Kita juga tahu bahwa bumi makin tua dan renta. Sudah tak nyaman dan aman untuk di huni. Bencana kerap kali datang dan kekayaan bumi makin menipis dan bisa habis. Air, tanah dan udara telah rusak dan tercemar. Tapi, di luar sana, eskpolitasi atas bumi terus saja berlangsung dengan brutal. Manusia-manusia tamak mengeruk isi bumi untuk perutnya sendiri. Kesejahteraan di nikmati segelintir manusia. Bencana akibat kelalaian dan ketamakan manusia lebih sering terjadi ketimbang oleh kebijaksanaan alam dan kehendakNya. Apakah kita peduli?
Jadi, jangan heran!, ketika ada orang-orang yang pesimis menatap masa depan. Tak ada tahun baru bagi mereka!. Hari-hari mendatang adalah hari-hari kemarin juga. Kalender tetap usang dan jarum jam dinding mereka telah berhenti berdetik kehabisan baterai. Toh, mereka tetap melakoni hidup yang seseungguhnya tak layak dan tak mereka maui. Kau Tahu Siapa?.
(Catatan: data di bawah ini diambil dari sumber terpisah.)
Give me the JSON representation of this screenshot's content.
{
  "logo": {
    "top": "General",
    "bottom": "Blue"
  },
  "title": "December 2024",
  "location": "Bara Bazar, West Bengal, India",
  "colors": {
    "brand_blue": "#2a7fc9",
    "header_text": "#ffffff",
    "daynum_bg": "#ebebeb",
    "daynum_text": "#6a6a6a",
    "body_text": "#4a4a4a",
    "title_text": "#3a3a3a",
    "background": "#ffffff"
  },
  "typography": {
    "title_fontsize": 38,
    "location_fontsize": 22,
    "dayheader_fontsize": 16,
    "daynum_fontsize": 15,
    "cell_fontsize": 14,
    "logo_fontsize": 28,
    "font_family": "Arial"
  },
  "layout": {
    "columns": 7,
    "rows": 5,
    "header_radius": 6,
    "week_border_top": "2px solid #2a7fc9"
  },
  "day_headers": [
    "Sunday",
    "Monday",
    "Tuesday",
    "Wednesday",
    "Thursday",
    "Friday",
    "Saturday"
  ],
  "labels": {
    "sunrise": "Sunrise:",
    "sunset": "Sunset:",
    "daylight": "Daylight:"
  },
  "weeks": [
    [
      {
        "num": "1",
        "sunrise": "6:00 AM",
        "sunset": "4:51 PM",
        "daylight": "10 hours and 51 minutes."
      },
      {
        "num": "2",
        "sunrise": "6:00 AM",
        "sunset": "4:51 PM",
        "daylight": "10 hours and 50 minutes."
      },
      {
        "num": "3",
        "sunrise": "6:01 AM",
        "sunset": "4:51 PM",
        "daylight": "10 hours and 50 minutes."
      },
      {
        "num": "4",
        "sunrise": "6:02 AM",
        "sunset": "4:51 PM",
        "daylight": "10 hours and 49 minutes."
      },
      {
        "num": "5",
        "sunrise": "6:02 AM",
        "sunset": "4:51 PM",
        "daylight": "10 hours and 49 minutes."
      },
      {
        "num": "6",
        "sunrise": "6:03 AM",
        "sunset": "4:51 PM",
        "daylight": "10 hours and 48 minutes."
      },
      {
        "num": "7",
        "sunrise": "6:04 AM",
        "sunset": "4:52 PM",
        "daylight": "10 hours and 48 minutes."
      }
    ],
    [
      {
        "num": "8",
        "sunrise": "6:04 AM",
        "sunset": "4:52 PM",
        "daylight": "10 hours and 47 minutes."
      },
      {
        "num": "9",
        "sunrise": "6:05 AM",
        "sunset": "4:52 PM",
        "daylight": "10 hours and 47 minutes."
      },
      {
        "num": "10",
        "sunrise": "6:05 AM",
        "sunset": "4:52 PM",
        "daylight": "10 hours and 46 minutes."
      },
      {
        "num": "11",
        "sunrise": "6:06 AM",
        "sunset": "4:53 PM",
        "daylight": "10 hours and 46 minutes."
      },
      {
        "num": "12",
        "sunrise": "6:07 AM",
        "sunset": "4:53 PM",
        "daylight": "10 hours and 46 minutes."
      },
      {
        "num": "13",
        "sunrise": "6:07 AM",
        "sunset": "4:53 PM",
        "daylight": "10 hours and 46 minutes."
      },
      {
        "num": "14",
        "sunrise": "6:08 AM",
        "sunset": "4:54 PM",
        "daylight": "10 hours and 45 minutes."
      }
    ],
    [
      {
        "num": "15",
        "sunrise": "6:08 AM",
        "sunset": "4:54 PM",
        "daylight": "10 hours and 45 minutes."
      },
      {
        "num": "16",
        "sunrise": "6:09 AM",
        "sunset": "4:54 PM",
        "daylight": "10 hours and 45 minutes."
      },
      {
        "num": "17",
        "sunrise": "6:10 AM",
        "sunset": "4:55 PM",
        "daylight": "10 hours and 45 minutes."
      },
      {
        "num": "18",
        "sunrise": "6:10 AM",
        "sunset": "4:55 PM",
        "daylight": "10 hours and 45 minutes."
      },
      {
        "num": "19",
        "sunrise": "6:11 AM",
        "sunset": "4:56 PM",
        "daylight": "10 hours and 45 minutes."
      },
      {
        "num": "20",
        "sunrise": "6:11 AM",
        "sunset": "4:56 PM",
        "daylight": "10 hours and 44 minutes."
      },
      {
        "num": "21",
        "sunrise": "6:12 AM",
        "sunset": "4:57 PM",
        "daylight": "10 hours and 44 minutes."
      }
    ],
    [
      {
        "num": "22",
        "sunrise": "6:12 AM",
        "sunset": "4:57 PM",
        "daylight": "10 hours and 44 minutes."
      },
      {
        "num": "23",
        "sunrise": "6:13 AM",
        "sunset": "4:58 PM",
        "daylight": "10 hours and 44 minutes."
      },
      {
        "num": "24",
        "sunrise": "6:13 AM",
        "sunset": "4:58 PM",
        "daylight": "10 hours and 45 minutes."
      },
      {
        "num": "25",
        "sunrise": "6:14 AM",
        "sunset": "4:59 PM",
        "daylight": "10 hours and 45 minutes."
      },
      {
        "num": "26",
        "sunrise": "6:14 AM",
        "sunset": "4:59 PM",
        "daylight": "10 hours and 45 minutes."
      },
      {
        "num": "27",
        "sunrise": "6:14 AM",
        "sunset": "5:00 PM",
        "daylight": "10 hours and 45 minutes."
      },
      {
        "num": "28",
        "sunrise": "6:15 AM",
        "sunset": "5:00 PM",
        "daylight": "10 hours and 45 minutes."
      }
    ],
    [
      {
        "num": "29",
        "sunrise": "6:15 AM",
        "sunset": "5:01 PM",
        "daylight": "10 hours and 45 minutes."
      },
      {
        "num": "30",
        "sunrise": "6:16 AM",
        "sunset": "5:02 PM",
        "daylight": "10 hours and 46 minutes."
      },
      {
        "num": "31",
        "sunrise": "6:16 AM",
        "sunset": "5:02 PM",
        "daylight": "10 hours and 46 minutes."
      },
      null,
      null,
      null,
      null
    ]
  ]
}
Akhirnya, dengarkanlah suara terompet itu! Tak terdengar katamu. Pasang kupingmu baik-baik! merdu bukan. Nah, sekarang bukalah matamu dan tegakkan wajahmu ke langit!, tidakkah engkau lihat percikan kembang api itu, indah bukan!. Cukup!. Ambil air kendimu dan teguklah sampai habis!, terasa hambar memang tapi itulah sesungguhnya hidupmu. Darah, api dan air mata adalah sejarah kita. Kita masih berkabung!
Ah, sudahlah lupakan! Toh, kita masih hidup di bumi yang sama, masih bisa bersapa, tertawa bercanda bahkan bercinta bersama. Selamat tahun baru. Hidup itu Indah.